Background: The safety and effectiveness of tetrabenazine in different sub-populations of Huntington disease (HD) is not known. We evaluated its safety in individuals on an antidepressant and its effectiveness in advanced HD.

Methods: The TETRA-HD study was a randomized, placebo-controlled, double-blind study of 84 individuals with HD who were randomized 2:1 to receive tetrabenazine (54 participants) or placebo (30 participants). We used data from the 12-week randomized controlled study of tetrabenazine to evaluate the incidence of depressed mood either as an adverse event or as a two points or greater worsening on the “depressed mood” item of the Unified Huntington Disease Rating Scale. We also evaluated the effectiveness of tetrabenazine in reducing chorea in advanced HD. Advanced HD was defined as a baseline maximum total chorea score of 19 or greater or as a total functional capacity score of seven or less. Only individuals who were randomized to tetrabenazine (n=54) were included in these analyses.

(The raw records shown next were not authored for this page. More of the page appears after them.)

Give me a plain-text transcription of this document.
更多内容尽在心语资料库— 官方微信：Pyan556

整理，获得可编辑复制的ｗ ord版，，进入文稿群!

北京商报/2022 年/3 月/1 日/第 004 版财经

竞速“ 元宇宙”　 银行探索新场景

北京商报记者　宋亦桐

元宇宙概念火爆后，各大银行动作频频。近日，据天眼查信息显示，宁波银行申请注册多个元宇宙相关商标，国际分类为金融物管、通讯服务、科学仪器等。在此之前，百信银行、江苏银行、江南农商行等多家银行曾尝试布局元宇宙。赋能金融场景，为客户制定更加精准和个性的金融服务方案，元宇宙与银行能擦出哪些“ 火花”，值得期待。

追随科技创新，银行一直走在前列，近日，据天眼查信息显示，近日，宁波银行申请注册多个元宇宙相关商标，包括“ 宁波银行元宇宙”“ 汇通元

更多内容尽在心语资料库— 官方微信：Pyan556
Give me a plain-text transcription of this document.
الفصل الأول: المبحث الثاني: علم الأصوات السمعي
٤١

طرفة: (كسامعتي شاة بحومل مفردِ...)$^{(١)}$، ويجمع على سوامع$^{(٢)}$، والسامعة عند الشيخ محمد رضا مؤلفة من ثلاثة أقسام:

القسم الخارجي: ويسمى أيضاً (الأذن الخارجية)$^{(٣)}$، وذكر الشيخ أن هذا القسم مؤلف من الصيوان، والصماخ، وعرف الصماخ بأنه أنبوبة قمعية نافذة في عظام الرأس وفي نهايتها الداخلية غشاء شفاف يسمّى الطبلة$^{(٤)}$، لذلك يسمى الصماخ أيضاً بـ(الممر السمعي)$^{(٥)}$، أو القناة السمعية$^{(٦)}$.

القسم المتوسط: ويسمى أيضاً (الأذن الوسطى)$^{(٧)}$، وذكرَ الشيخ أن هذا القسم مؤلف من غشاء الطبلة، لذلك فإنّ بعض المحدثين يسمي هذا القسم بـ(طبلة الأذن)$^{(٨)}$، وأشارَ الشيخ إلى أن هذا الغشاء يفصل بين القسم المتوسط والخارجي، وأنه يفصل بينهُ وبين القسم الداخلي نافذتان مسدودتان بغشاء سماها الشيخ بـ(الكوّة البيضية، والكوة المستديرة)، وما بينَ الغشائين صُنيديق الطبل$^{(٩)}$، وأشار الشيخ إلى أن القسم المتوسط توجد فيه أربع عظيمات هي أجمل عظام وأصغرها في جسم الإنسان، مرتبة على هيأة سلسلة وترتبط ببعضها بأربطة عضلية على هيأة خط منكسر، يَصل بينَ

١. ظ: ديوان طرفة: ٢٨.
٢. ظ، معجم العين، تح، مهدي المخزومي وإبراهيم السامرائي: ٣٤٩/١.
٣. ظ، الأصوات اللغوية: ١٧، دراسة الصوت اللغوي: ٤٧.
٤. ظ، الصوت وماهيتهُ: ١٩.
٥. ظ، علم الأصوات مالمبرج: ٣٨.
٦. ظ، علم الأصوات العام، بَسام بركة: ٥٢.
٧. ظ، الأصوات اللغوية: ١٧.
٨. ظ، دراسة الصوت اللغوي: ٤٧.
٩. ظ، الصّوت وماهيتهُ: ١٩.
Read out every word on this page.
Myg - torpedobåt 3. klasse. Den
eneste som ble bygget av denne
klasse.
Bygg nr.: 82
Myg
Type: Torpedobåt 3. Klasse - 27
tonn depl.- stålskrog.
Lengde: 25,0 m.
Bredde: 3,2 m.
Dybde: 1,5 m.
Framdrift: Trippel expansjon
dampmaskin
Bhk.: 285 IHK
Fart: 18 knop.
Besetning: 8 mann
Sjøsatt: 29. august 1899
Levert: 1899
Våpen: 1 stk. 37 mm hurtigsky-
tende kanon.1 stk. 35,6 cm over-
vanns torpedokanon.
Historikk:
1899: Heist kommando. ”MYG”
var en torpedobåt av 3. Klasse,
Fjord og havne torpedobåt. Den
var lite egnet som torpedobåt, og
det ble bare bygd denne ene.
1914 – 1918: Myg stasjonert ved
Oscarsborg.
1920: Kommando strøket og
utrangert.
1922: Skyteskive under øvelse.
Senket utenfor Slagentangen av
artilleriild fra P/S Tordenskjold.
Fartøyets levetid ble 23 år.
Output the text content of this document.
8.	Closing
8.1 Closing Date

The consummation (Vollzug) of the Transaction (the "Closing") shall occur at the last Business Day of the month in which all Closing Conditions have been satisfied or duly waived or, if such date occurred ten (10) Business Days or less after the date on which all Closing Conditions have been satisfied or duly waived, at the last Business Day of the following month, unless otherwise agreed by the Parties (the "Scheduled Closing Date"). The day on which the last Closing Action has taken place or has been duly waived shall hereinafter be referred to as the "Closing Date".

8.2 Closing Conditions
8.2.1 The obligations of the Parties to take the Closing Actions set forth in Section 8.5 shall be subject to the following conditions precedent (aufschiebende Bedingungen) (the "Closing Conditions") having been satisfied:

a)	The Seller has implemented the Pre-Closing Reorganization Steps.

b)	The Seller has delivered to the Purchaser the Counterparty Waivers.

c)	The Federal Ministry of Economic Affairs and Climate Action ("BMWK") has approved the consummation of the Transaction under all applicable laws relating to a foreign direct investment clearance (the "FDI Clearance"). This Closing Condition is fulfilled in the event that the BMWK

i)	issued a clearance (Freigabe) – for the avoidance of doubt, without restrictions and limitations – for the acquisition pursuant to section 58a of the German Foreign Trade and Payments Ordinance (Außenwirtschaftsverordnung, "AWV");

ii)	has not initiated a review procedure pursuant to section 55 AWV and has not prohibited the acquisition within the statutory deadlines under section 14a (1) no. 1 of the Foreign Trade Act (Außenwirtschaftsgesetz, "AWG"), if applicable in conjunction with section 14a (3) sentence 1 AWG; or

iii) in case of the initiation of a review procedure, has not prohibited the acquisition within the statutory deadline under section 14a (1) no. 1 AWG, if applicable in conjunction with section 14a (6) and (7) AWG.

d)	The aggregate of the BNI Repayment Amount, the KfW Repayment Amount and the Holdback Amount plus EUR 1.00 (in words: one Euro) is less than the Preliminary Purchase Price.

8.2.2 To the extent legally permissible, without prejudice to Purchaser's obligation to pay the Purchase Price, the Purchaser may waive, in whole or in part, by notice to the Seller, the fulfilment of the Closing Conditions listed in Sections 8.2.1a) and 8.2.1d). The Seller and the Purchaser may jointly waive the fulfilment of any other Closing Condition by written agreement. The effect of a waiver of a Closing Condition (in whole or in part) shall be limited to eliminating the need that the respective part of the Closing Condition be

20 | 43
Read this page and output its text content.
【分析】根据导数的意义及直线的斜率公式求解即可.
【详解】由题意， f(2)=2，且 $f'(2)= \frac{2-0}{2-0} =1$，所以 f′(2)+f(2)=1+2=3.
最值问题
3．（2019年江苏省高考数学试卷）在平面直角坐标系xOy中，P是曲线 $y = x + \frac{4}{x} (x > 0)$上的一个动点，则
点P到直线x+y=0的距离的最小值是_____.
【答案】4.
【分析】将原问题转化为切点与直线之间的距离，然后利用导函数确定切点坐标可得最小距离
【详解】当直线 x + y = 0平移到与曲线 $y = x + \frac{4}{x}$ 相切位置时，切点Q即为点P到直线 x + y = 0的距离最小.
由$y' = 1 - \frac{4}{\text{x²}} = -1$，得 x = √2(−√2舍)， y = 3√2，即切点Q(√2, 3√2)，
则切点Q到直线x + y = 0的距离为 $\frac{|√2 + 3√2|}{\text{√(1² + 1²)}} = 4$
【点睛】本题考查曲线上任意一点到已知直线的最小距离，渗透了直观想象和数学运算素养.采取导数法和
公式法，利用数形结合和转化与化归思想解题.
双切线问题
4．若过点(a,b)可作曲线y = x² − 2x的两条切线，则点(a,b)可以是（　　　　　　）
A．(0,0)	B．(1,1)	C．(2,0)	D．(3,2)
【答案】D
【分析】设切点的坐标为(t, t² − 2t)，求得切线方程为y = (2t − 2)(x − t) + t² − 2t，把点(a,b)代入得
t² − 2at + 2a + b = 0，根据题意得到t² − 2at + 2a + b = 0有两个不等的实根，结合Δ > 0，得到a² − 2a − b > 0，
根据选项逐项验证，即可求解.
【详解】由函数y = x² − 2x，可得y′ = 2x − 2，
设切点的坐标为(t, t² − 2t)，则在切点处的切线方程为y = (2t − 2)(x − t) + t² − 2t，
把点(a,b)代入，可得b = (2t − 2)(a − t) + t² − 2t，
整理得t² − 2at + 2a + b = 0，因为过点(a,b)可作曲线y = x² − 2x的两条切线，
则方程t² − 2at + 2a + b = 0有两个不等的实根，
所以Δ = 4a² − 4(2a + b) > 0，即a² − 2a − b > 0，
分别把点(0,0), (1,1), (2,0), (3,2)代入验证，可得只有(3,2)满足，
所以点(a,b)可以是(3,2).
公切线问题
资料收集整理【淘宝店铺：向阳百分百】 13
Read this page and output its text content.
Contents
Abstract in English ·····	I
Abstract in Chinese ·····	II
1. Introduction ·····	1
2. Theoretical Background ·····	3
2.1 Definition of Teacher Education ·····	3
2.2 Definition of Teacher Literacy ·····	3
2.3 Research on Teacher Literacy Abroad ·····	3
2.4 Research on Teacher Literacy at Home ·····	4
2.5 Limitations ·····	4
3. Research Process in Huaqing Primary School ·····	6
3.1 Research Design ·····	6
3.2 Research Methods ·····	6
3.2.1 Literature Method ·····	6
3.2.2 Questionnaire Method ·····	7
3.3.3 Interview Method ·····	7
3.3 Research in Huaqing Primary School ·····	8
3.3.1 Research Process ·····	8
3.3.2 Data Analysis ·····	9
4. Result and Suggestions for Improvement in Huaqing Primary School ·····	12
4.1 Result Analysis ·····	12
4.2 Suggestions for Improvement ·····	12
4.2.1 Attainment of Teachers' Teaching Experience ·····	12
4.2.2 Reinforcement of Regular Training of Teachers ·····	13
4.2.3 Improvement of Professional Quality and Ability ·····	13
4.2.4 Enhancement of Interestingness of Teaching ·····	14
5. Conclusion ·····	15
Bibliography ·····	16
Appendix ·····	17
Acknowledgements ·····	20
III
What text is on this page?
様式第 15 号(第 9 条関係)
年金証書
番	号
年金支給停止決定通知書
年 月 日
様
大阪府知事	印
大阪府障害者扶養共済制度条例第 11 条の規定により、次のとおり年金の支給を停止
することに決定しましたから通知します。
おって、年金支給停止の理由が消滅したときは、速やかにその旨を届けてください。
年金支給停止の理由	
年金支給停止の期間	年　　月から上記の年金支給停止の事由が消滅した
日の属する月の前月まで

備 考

Results: At baseline, 27 (56%) of the 48 participants randomized to tetrabenazine who completed the trial were taking an antidepressant. The incidence of depressed mood did not differ between those taking (15%) and not taking (5%) an antidepressant (p=0.37), and the proportion of individuals experiencing a substantial worsening in their mood scores also did not differ (7% v. 10%; p=1.00). Based on chorea, 14 of the 54 (26%) tetrabenazine participants enrolled had advanced HD, and based on function, 22 (41%) had advanced HD. Chorea declined by 8.1 units among those with baseline scores 19 or greater compared to 4.3 units for those with scores under 19 (p<0.01), but the relative rates of decline did not differ (p=0.62). The decline in chorea did not differ by HD severity as measured by function (p=0.20).

Conclusion: In this post hoc analysis, tetrabenazine was not associated with an increased incidence of depressed mood among those taking antidepressants and was effective at reducing chorea in those with advanced HD. Larger, prospective studies are needed to confirm these findings.